Teaching Your Child to Be Musical

by woodleywonderworks (used by Creative Commons license)

Music emerges from children … . Music is on their minds and in their bodies. It is evident in their conscious musicking alone and together, and in the various musical expressions they produce. … Music appears to be everywhere in the lives of children, and they love the musical parts of their lives. … Music, then, is a childhood constant, patterns of rhythmic and pitched sound that may or may not be fully intended by children as music. Yet intended or not by them, these patterns often are music.” —Songs in Their Heads, by Patricia Shehan Campbell, p. 168

Wow!  That just says alot for me because the first and most important thing to me for you to know is that children are musical.  They are, we all are, musical beings from birth.  And yes, just like in any other area, some are born with more aptitude or talent than others.  However, I am a firm believer that much of what we consider musical talent or aptitude can be taught.  Two of the biggest pieces are beat competency, or the ability to keep a steady beat, and inner musical hearing, otherwise known as audiation.

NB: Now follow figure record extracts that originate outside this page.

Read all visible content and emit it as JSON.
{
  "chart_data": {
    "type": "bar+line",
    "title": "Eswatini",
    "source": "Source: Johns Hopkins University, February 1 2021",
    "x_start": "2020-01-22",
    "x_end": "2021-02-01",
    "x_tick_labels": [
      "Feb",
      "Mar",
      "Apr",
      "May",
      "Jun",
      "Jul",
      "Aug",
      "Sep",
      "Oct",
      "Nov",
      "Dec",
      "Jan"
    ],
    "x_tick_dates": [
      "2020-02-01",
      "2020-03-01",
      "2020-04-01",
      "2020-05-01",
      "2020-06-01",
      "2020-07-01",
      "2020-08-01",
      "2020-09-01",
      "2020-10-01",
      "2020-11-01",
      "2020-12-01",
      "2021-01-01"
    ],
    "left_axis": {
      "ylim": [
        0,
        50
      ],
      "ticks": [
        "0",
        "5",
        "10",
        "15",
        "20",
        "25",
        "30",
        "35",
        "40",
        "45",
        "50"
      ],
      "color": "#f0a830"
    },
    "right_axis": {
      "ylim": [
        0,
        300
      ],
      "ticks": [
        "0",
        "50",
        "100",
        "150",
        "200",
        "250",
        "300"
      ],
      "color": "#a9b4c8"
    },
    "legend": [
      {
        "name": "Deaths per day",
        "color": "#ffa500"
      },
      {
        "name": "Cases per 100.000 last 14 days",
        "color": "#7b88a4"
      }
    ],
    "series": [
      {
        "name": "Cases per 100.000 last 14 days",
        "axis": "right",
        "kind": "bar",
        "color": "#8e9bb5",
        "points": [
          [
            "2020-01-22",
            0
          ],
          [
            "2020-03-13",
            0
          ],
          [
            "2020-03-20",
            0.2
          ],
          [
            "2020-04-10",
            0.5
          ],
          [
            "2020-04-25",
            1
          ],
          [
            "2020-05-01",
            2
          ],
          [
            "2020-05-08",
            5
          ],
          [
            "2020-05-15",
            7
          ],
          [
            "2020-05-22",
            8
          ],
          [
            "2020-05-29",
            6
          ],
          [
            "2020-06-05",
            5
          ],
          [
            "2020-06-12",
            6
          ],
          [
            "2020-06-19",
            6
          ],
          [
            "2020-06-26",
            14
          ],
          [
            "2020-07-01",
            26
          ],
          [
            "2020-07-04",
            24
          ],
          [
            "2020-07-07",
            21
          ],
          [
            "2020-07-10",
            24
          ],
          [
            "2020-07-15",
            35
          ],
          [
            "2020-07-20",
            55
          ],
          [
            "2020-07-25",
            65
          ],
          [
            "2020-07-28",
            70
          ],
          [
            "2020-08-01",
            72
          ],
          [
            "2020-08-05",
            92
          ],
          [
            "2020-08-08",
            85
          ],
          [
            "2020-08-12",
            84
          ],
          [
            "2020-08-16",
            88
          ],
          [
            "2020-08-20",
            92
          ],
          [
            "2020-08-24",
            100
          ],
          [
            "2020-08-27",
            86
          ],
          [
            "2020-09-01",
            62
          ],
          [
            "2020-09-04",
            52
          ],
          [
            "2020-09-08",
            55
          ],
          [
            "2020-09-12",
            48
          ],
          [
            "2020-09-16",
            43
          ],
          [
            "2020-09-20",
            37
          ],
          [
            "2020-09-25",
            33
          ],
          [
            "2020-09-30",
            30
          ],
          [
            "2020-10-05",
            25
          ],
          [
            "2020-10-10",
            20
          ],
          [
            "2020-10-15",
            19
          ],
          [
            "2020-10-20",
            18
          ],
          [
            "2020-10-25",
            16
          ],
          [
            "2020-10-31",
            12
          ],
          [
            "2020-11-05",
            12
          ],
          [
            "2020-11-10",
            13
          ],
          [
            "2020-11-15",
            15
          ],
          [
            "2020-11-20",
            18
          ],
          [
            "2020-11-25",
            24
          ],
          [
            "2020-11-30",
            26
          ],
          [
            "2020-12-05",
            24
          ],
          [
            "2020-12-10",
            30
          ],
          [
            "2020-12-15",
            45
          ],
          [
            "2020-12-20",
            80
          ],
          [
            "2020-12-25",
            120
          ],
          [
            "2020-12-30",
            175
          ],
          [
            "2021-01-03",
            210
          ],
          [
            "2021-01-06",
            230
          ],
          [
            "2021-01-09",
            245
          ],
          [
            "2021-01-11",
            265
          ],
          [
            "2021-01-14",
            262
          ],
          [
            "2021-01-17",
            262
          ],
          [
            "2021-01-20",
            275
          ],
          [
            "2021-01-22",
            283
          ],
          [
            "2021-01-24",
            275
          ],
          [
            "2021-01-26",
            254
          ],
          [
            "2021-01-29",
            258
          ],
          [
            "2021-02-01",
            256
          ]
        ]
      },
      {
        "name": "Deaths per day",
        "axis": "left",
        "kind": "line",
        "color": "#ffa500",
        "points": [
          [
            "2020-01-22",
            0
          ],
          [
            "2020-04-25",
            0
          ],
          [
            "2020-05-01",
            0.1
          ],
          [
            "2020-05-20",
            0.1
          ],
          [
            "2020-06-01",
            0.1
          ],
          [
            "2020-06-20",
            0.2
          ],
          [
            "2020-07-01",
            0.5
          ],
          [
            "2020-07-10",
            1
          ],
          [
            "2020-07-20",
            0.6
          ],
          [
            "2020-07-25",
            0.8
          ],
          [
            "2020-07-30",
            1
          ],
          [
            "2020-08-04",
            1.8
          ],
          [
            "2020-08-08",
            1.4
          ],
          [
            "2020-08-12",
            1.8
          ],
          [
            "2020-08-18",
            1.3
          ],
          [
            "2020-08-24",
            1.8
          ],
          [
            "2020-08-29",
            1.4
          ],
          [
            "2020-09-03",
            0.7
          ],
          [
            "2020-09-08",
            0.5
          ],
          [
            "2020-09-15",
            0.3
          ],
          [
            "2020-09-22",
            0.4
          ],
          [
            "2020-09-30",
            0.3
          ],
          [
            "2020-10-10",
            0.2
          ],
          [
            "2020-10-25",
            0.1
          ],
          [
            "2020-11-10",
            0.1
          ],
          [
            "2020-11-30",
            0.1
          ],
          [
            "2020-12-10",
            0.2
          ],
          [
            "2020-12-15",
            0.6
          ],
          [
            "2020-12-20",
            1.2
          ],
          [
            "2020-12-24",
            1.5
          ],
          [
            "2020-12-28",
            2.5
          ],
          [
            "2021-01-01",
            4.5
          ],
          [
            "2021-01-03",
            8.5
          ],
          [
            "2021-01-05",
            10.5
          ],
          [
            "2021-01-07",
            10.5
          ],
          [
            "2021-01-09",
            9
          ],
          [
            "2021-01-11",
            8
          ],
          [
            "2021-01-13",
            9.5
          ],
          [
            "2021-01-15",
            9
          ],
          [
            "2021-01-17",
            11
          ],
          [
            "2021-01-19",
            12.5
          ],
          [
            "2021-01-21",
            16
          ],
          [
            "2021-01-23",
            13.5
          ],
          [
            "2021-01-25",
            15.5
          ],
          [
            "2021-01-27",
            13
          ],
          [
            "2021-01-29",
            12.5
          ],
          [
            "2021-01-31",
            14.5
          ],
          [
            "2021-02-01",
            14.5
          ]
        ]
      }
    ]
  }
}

Audiation is an interesting thing worth it’s own post, so for now, I’m just skipping straight to Steady Beat.  So, where do we start?

Rhythmic Awareness

We start with rhythmic awareness.  Rhythmic awareness is simply being aware of steady beat and meter in music and in our surroundings. The
most fundamental property of music is beat, the underlying, unchanging, repeating pulse that occurs in song, chant, and rhyme. Your child was first exposed to beat in the womb. She heard her mother’s heartbeat and then, after birth, her own. Exposure to steady beat—hearing it, feeling it, being moved to it—is important for your child’s developing sense of steady beat.  So, in class, we move to the music – a lot.  We clap, we pat, we bounce, we march, we tiptoe, we jump, all of which encourage your child to match the beat with his body.  We listen to steady beats in the recordings.  We listen to them played by grownups in the room on instruments.  We immerse ourselves in the beat.

Steady Beat Competency

As early as 8 months a child can begin to keep a steady beat, and by the time they are toddlers, many children have a well developed sense of their own, internal steady beat. Sneak a look around the corner at your child and watch him beat on the floor as he is playing or banging on pots and pans with a steady beat. Keeping a steady beat with his arms is necessary for your child to be able to use a toy hammer, saw, or (before too long) scissors. Steady beat competency in the legs and feet is a key factor in your child’s learning to walk and is necessary for playing sports, especially dribbling and shooting basketballs, as well as for dancing, skipping, running, and even walking easily. Total body beat competency even emerges in the ability to speak and read with a smooth cadence, thereby enhancing communication abilities.

Once an internal steady beat is secured, children are ready for experiences in which they are invited to match the steady beat of an external sound source.  This occurs, for example, when your child taps the beat to a song in his Kindermusik class or sways to the rhythm of a
song on the radio or your At Home CDs.

How Do We Encourage Beat and Rhythmic Development?

  • Help Entrain Beat: Move your child to music.  March, jump, bounce, and clap together as you sing or listen to favorite CDs.
  • Watch as Your Little Own Begins to Match His Own Internal Beat: Encourage it by matching the tempo he sets as you play and sing together.
  • Encourage the Ability to Match Beat to an Outside Sound Source: Play your fun new summer camp instruments along with your favorite songs on your new CDs.  As your child moves on to preschool and school, he will begin to be able to match the beat of the CD.
  • Encourage Rhythm Pattern Exploration: For preschoolers and early school-aged children, you can begin to encourage rhythm pattern exploration by creating a rhythm pattern and encouraging them to copy it.

You can have a lot of fun as you play, plus you’ll build great musicianship along the way!